The second step in taxon assignment is determining each ORF’s lowest common ancestor (LCA). This step uses the blastp results generated in the previous step to generate a table having the LCA of each ORF. As a default only the blastp hits (subject accessions) which are within 10% of the top bitscore are used. These subject accessions are translated to their respective taxids (prot.accession2taxid.gz) to be looked up in NCBI’s taxonomy database (nodes.dmp). Each ORFs’ list of taxids are then reduced to its lowest common ancestor via a range minimum query.

Note

For more details on the range minimum query algorithm, see the closed issue (#170) on Github and a walkthrough on topcoder

Use the following command to get the LCA of each ORF:

autometa-taxonomy-lca \
    --blast $HOME/tutorial/78mbp_metagenome.blastp.tsv \
    --dbdir $HOME/Autometa/autometa/databases/ncbi/ \
    --lca-output $HOME/tutorial/78mbp_metagenome.lca.tsv \
    --sseqid2taxid-output $HOME/tutorial/78mbp_metagenome.lca.sseqid2taxid.tsv \
    --lca-error-taxids $HOME/tutorial/78mbp_metagenome.lca.errorTaxids.tsv

Let us dissect the above command:

Parameter	Function	Required (Y/N)
`--blast`	Path to diamond blastp output	Y
`--dbdir`	Path to NCBI databases directory	Y
`--lca-output`	Path to write lca output	Y
`--sseqid2taxid-output`	Path to write qseqids sseqids to taxids translations table	N
`--lca-error-taxids`	Path to write table of blast table qseqids that were assigned root due to a missing taxid	N

You can view the complete command-line options using autometa-taxonomy-lca -h

The above command would generate a table (78mbp_metagenome.lca.tsv) having the name, rank and taxid of the LCA for each ORF.

5.3 Majority vote

The next step in taxon assignment is doing a modified majority vote to decide the taxonomy of each contig. This was developed to help minimize the effect of horizontal gene transfer (HGT). Briefly, the voting system helps assign the correct taxonomy to the contig from its component ORF classification. Even with highly divergent ORFs this allows for accurate kingdom level classification, enabling us to remove any eukaryotic contaminants or host DNA.

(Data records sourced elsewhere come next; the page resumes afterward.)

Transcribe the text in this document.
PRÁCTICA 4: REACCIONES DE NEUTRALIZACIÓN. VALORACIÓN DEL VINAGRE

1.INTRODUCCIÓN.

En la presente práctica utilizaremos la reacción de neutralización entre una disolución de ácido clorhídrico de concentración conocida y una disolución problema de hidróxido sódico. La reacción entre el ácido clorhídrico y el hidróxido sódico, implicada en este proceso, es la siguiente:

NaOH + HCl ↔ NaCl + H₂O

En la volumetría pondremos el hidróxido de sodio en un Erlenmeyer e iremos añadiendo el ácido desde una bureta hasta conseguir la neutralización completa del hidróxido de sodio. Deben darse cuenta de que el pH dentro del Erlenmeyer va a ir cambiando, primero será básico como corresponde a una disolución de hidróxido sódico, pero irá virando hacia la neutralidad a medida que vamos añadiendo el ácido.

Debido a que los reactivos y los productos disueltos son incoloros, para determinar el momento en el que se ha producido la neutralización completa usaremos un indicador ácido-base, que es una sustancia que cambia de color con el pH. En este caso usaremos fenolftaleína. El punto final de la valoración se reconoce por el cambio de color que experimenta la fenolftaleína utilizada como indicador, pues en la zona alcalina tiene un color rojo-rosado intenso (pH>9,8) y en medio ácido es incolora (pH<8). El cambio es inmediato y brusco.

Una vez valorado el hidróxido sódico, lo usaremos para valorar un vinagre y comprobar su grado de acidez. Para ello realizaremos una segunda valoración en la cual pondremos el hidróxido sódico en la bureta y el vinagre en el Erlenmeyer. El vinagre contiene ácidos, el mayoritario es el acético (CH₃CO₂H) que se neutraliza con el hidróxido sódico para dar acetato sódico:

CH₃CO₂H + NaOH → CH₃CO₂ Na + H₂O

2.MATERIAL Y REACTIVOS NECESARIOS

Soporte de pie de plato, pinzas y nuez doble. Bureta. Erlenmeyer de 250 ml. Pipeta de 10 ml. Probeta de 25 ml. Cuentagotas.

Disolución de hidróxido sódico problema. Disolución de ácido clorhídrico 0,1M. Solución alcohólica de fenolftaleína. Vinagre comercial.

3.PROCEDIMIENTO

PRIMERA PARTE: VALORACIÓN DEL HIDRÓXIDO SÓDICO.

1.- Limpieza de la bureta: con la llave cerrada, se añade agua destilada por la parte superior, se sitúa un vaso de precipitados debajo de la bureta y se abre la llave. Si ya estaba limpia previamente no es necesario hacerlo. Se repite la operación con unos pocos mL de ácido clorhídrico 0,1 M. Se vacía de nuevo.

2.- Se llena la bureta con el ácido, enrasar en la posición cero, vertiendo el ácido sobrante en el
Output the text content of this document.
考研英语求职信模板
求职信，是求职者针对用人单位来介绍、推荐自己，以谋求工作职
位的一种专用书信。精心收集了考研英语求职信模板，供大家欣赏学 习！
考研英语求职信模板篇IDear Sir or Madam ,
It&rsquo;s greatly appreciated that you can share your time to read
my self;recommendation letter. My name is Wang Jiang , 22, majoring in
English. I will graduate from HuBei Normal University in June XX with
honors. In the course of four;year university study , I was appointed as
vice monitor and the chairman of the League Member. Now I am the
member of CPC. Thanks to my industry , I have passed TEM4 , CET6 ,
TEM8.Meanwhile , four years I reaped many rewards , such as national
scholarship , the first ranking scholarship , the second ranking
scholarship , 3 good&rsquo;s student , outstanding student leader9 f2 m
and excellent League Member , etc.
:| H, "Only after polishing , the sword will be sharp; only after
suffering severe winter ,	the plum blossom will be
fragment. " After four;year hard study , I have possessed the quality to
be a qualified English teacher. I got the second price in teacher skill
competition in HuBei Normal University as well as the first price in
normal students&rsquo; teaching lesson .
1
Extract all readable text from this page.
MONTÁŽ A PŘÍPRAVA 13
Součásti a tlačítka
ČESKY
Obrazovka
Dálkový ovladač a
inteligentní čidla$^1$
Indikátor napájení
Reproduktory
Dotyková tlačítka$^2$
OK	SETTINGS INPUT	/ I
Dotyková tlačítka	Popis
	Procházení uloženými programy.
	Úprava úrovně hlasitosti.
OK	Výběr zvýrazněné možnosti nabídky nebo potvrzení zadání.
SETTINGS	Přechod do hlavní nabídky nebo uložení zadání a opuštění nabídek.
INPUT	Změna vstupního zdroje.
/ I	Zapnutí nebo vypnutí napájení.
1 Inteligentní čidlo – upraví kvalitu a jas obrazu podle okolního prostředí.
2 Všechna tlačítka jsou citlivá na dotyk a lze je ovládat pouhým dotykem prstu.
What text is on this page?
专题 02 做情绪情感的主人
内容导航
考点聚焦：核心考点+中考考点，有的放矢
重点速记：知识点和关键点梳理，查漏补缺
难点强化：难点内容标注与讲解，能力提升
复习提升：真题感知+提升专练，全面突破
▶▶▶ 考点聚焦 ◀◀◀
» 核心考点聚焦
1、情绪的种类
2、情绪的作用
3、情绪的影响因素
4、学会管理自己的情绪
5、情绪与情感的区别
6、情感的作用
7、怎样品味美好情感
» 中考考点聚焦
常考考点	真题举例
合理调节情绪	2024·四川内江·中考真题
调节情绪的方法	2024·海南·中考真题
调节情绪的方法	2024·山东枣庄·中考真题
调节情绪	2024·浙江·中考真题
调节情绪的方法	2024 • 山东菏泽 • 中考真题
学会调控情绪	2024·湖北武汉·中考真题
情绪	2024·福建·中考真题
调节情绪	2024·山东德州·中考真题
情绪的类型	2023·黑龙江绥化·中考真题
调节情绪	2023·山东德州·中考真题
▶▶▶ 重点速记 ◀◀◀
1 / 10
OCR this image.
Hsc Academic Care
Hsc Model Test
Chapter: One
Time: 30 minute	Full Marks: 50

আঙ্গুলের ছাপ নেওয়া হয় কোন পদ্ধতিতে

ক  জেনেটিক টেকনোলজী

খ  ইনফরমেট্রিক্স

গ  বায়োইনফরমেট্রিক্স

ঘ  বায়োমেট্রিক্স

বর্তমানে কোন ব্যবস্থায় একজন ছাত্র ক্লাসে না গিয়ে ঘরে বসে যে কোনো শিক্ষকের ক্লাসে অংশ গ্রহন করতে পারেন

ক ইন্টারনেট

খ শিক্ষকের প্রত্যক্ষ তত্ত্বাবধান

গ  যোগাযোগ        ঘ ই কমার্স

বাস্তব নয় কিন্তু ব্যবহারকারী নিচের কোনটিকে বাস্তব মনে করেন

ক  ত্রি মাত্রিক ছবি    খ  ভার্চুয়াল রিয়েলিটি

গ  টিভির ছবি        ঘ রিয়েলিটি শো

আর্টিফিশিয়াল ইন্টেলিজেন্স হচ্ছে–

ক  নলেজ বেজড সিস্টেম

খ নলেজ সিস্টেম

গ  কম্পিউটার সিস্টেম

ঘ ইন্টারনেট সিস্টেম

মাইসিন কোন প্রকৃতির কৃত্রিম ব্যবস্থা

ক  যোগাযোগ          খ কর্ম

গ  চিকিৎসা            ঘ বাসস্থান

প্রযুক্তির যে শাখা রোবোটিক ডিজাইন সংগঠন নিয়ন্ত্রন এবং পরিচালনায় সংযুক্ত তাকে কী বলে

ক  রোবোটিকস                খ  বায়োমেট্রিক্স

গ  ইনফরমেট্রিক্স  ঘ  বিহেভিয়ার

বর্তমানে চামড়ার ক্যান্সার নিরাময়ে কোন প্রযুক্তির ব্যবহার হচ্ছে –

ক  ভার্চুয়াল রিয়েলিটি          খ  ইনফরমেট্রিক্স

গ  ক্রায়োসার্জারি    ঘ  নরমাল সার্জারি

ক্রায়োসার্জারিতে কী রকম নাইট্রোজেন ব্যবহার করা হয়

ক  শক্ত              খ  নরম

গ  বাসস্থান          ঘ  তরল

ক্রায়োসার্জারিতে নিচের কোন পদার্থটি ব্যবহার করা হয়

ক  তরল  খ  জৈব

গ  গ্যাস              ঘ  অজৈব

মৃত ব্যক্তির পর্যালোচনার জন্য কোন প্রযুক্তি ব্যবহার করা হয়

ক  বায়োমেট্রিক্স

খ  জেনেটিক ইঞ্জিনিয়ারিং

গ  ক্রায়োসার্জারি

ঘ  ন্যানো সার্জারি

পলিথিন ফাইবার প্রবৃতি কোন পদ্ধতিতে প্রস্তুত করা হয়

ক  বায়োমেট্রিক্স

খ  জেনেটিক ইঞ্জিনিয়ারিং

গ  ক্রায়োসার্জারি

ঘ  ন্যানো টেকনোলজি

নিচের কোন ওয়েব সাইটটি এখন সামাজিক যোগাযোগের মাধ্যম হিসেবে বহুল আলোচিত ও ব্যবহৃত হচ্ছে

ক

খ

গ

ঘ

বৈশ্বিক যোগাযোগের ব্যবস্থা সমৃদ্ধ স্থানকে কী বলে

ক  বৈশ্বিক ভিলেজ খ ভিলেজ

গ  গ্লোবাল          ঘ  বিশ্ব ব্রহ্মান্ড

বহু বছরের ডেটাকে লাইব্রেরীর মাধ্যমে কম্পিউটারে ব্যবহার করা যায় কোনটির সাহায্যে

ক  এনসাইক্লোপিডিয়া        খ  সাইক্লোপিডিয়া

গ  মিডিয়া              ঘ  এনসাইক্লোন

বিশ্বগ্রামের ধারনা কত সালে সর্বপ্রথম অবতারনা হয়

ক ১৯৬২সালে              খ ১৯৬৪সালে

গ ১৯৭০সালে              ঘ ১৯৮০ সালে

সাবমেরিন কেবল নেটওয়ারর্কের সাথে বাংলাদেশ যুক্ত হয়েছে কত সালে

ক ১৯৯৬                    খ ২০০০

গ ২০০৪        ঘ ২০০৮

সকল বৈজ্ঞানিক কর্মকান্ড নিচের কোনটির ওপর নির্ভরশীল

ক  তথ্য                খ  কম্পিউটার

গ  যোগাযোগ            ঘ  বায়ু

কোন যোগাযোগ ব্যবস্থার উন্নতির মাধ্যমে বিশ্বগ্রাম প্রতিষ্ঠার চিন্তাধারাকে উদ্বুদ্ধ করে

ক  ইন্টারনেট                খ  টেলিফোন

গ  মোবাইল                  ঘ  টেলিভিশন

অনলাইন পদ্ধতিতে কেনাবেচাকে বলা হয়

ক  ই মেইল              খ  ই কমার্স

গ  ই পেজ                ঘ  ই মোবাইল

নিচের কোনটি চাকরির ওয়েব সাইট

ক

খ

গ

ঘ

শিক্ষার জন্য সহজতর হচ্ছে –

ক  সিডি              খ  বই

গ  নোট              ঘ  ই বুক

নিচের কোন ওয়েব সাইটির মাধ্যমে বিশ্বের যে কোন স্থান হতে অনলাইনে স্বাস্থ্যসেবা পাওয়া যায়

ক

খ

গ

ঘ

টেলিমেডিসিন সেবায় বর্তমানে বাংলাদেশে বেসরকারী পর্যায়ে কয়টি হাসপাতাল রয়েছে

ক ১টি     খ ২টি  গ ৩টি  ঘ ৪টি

You can run the majority vote step using the following command:

autometa-taxonomy-majority-vote \
    --lca $HOME/tutorial/78mbp_metagenome.lca.tsv \
    --output $HOME/tutorial/78mbp_metagenome.votes.tsv \
    --dbdir $HOME/Autometa/autometa/databases/ncbi/

Let us dissect the above command:

Flag	Function
–lca	Path to LCA table
–output	Path to write majority vote table
–dbdir	Path to ncbi database directory

You can view the complete command-line options using autometa-taxonomy-majority-vote -h

The above command would generate a table (78mbp_metagenome.votes.tsv) having the taxid of each contig identified as per majority vote.

5.4 Split kingdoms

In this final step of taxon assignment we use the voted taxid of each contig to split the contigs into different kingdoms and write them as per the provided canonical rank.

autometa-taxonomy \
    --votes $HOME/tutorial/78mbp_metagenome.votes.tsv \
    --output $HOME/tutorial/ \
    --assembly $HOME/tutorial/78mbp_metagenome.filtered.fna \
    --prefix 78mbp_metagenome \
    --split-rank-and-write superkingdom \
    --ncbi $HOME/Autometa/autometa/databases/ncbi/

Let us dissect the above command:

Flag	Function	Requirement
`--votes`	Path to voted taxids table	Required
`--output`	Directory to output fasta files of split canonical ranks and taxonomy.tsv	Required
`--assembly`	Path to filtered metagenome assembly	Required
`--prefix`	prefix to use for each file written	Optional
`--split-rank-and-write`	Split contigs by provided canonical-rank column then write to output directory	Optional
`--ncbi`	Path to ncbi database directory	Optional

Other options available for --split-rank-and-write are phylum, class, order, family, genus and species

If --split-rank-and-write is specified then it will split contigs by provided canonical-rank column then write a file corresponding that rank. Eg. Bacteria.fasta, Archaea.fasta, etc for superkingdom.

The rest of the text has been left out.